In the second stanza, the speaker discusses the duty that she has to her house and her husband and children all hours of the day and night. She is “Bound with the bands of Duty” and they are “rivetted tight” there is no way that she can get out of what she is now a part of.
This “Duty” to which she is forcibly “bound” is the oldest on Earth. It is “older than Adam.” It sees the “Acceptance” of a woman’s lot in life. The bonds of a housewife bring her, and keep her, in the world of the home.
Stanza Three
Food and the serving of food — that is my daylong care;
What and when we shall eat, what and how we shall wear;
Soiling and cleaning of things — that is my task in the main —
Soil them and clean them and soil them — soil them and clean them again.
The third stanza of The Housewife is used to describe the duties that the speaker must attend within her home. Her “daylong care” is the making of, and “serving of food.” She must busy herself worrying over “What and when we shall eat.” Additionally, she is allowed to worry about what the family is going to wear and the completion of laundry.

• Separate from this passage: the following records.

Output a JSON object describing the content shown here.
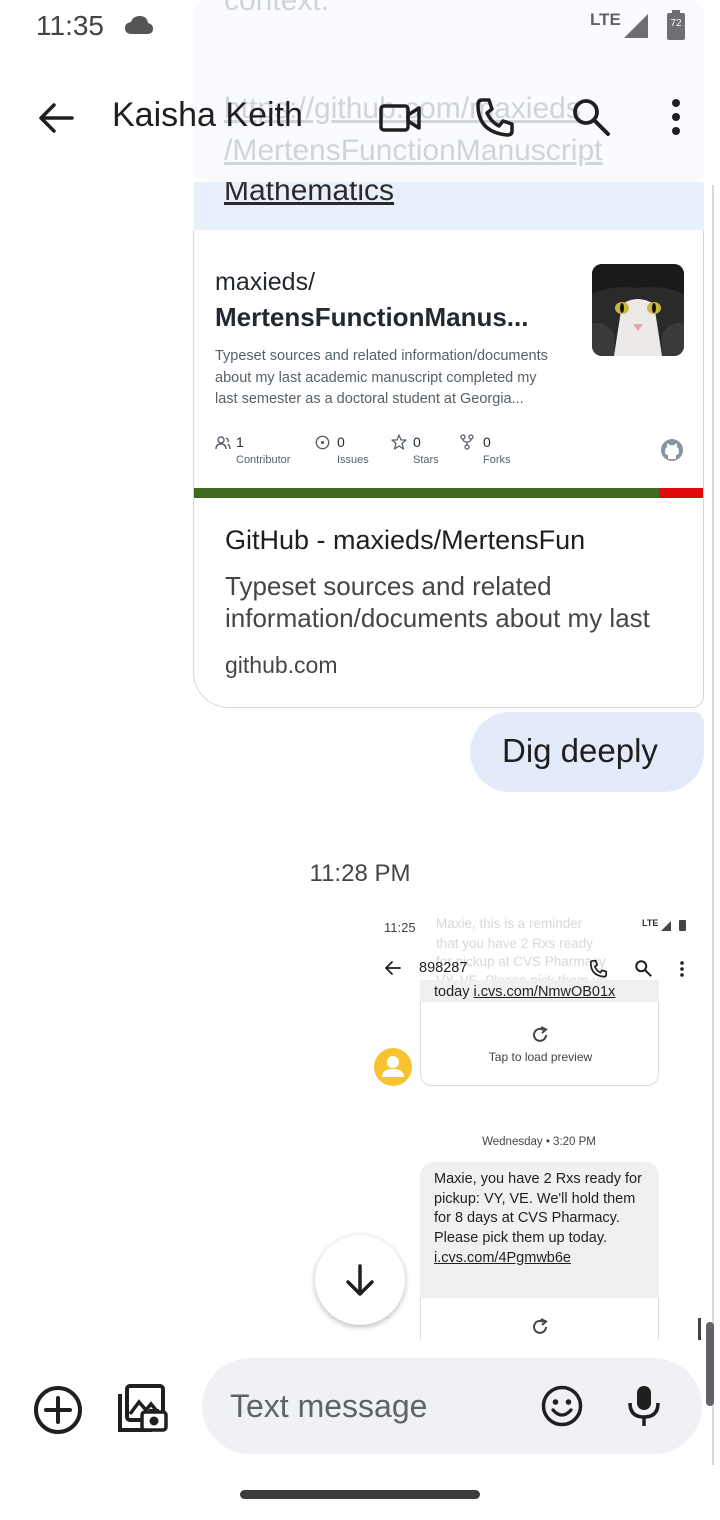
{
  "status_bar": {
    "time": "11:35",
    "network": "LTE",
    "battery": "72"
  },
  "ghost": {
    "context_text": "context.",
    "link_line1": "https://github.com/maxieds",
    "link_line2": "/MertensFunctionManuscript"
  },
  "app_bar": {
    "contact_name": "Kaisha Keith"
  },
  "conversation": {
    "prev_bubble_text": "Mathematics",
    "link_preview": {
      "owner": "maxieds/",
      "repo": "MertensFunctionManus...",
      "description": "Typeset sources and related information/documents about my last academic manuscript completed my last semester as a doctoral student at Georgia...",
      "stats": [
        {
          "value": "1",
          "label": "Contributor",
          "icon": "people-icon"
        },
        {
          "value": "0",
          "label": "Issues",
          "icon": "issue-icon"
        },
        {
          "value": "0",
          "label": "Stars",
          "icon": "star-icon"
        },
        {
          "value": "0",
          "label": "Forks",
          "icon": "fork-icon"
        }
      ],
      "title": "GitHub - maxieds/MertensFun",
      "snippet": "Typeset sources and related information/documents about my last",
      "domain": "github.com",
      "lang_colors": [
        "#3e6b1f",
        "#e00a0a"
      ]
    },
    "outgoing_text": "Dig deeply",
    "timestamp": "11:28 PM",
    "screenshot": {
      "time": "11:25",
      "network": "LTE",
      "contact": "898287",
      "ghost_lines": [
        "Maxie, this is a reminder",
        "that you have 2 Rxs ready",
        "for pickup at CVS Pharmacy",
        "VY, VE. Please pick them up"
      ],
      "bubble1_prefix": "today ",
      "bubble1_link": "i.cvs.com/NmwOB01x",
      "tap_to_load": "Tap to load preview",
      "date_divider": "Wednesday • 3:20 PM",
      "bubble2_text": "Maxie, you have 2 Rxs ready for pickup: VY, VE. We'll hold them for 8 days at CVS Pharmacy. Please pick them up today. ",
      "bubble2_link": "i.cvs.com/4Pgmwb6e"
    }
  },
  "compose": {
    "placeholder": "Text message"
  },
  "colors": {
    "outgoing_bubble": "#e3ebfb",
    "compose_bg": "#eff1f4",
    "avatar": "#f7c430"
  }
}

These are her main tasks, the “Soiling and cleaning of things.” She will see them soiled and sees them “clean…again.”
Stanza Four
To work at my trade by the dozen and never a trade to know;
To plan like a Chinese puzzle — fitting and changing so;
To think of a thousand details, each in a thousand ways;
For my own immediate people and a possible love and praise.
The work she does at home is like a “trade.” But, she states, she has never known a trade. She is made to figure out the complexities of the home that fit together like “a Chinese puzzle.” They are always changing and she has to keep up with “each in a thousand ways.”

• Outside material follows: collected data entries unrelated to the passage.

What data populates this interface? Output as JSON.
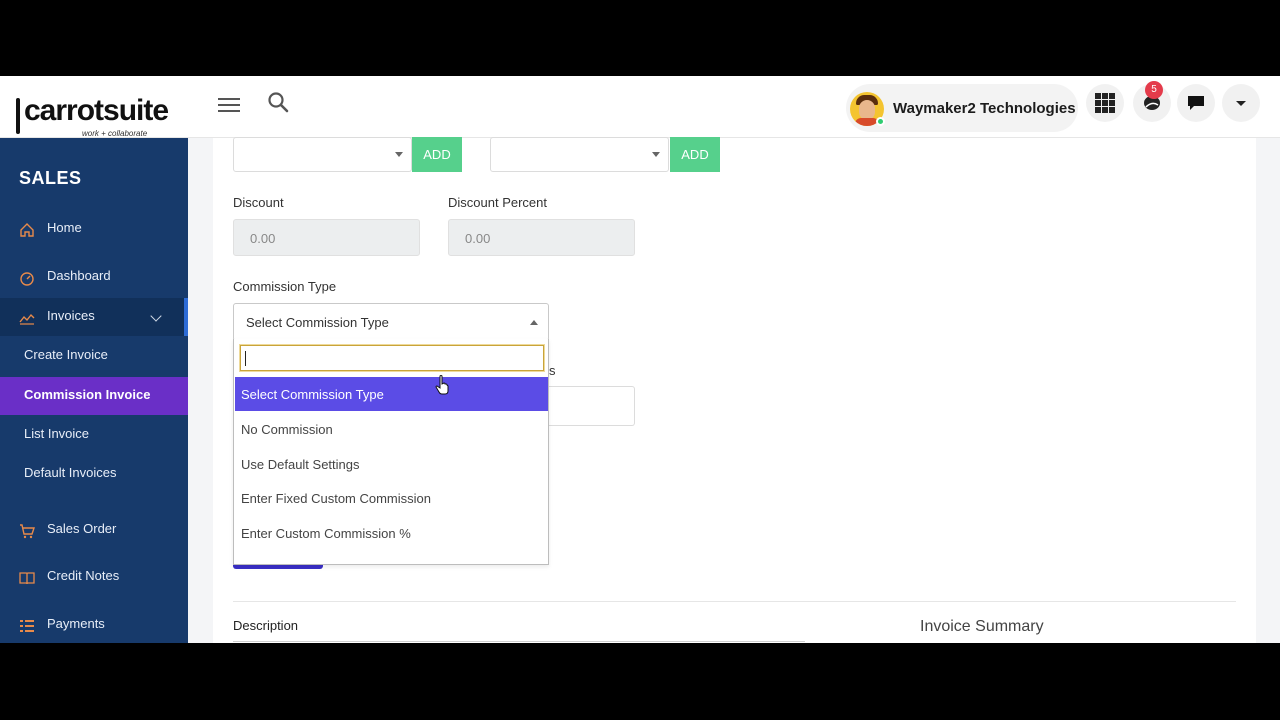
{
  "header": {
    "logo_text": "carrotsuite",
    "logo_tagline": "work + collaborate",
    "company_name": "Waymaker2 Technologies",
    "notification_count": "5"
  },
  "sidebar": {
    "section_title": "SALES",
    "items": [
      {
        "label": "Home",
        "icon": "home-icon"
      },
      {
        "label": "Dashboard",
        "icon": "dashboard-icon"
      },
      {
        "label": "Invoices",
        "icon": "invoices-icon"
      },
      {
        "label": "Create Invoice"
      },
      {
        "label": "Commission Invoice"
      },
      {
        "label": "List Invoice"
      },
      {
        "label": "Default Invoices"
      },
      {
        "label": "Sales Order",
        "icon": "cart-icon"
      },
      {
        "label": "Credit Notes",
        "icon": "book-icon"
      },
      {
        "label": "Payments",
        "icon": "list-icon"
      }
    ]
  },
  "form": {
    "add_label_1": "ADD",
    "add_label_2": "ADD",
    "discount_label": "Discount",
    "discount_value": "0.00",
    "discount_percent_label": "Discount Percent",
    "discount_percent_value": "0.00",
    "commission_type_label": "Commission Type",
    "commission_type_value": "Select Commission Type",
    "hidden_label_tail": "s",
    "description_label": "Description",
    "invoice_summary_label": "Invoice Summary"
  },
  "dropdown": {
    "search_value": "",
    "options": [
      "Select Commission Type",
      "No Commission",
      "Use Default Settings",
      "Enter Fixed Custom Commission",
      "Enter Custom Commission %"
    ],
    "selected_index": 0
  },
  "colors": {
    "sidebar_bg": "#173a6b",
    "active_item": "#6a2fc7",
    "add_button": "#56d08c",
    "option_highlight": "#5b4ce6",
    "badge": "#e43b4b"
  }
}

She needs to make sure she is up to date with all the people around her and the “possible love and praise” that she is to receive and give.
Stanza Five
My mind is trodden in circles, tiresome, narrow and hard,
Useful, commonplace, private — simply a small back-yard;
And I the Mother of Nations! — Blind their struggle and vain! —
I cover the earth with my children — each with a housewife’s brain.

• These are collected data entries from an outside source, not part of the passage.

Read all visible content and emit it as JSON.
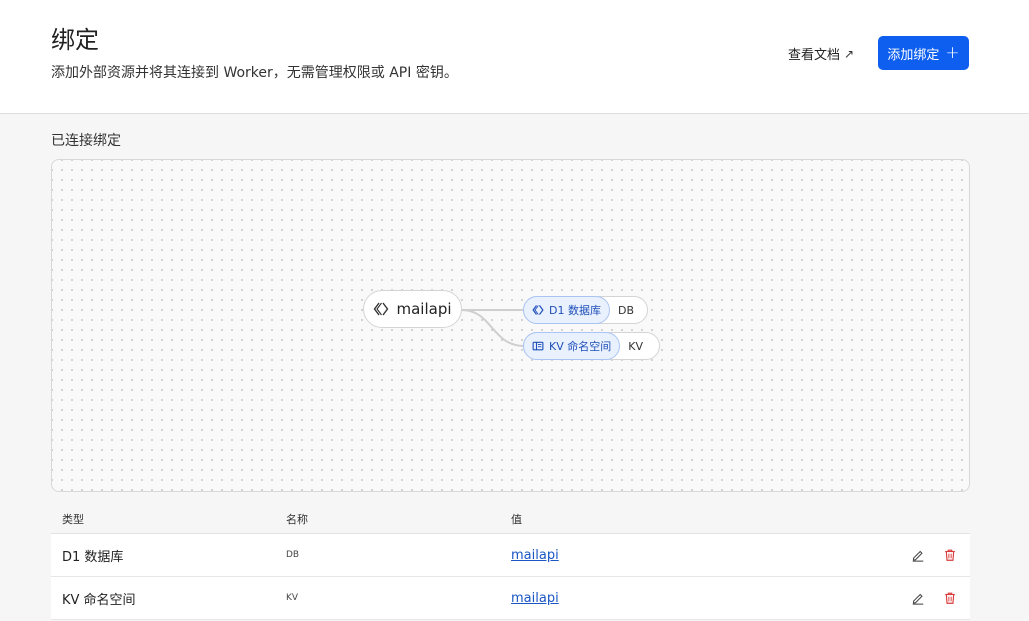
{
  "header": {
    "title": "绑定",
    "subtitle": "添加外部资源并将其连接到 Worker，无需管理权限或 API 密钥。",
    "docs_label": "查看文档",
    "docs_icon": "external-link-icon",
    "add_button_label": "添加绑定",
    "add_button_icon": "plus-icon",
    "accent_color": "#0e5ff0"
  },
  "connected": {
    "section_title": "已连接绑定",
    "worker_node": {
      "label": "mailapi",
      "icon": "worker-code-icon"
    },
    "bindings": [
      {
        "type_label": "D1 数据库",
        "name": "DB",
        "icon": "d1-database-icon"
      },
      {
        "type_label": "KV 命名空间",
        "name": "KV",
        "icon": "kv-namespace-icon"
      }
    ]
  },
  "table": {
    "headers": {
      "type": "类型",
      "name": "名称",
      "value": "值"
    },
    "rows": [
      {
        "type": "D1 数据库",
        "name": "DB",
        "value": "mailapi",
        "edit_icon": "edit-icon",
        "delete_icon": "trash-icon"
      },
      {
        "type": "KV 命名空间",
        "name": "KV",
        "value": "mailapi",
        "edit_icon": "edit-icon",
        "delete_icon": "trash-icon"
      }
    ],
    "delete_color": "#d93a3a"
  }
}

In the final stanza of The Housewife, the speaker describes the state of her own brain. She sees it as being “trodden” on and tired from it’s walking in “circles.” The places in which it is allowed to walk are “narrow and hard.” There is nothing special or interesting about the circle she walks in. All she sees is “commonplace,” her mind is a “small back-yard.”
In the last two lines, she attempts, facetiously, to celebrate her own position. She is the “Mother of Nations,” and here she is forced to the same tasks over and over again. It is her one goal in life to “cover the earth” with children and give each one, at least the girl children, “a housewife’s brain.”
About Charlotte Anna Perkins Gilman
Charlotte Anna Perkins Gilman was born in 1860 in Hartford, Connecticut. After a difficult childhood in which she and her mother were abandoned by Gilman’s father, she was moved around frequently. This kept her from receiving the best education. She married the artist Charles Stetson in 1884 and suffered frequently from depression over the next decade. She was subject to the “rest cure” detailed her most famous short story, “The Yellow Wallpaper” in which the narrator slowly goes mad while confined to her room.
Throughout her life, Gilman also published works of nonfiction and lectured on women’s rights. After the failure of her marriage to Stetson, in 1900 she married her cousin, George Gilman, they remained together until his death. Shortly afterward Gilman discovered that she had inoperable breast cancer and committed suicide in 1935.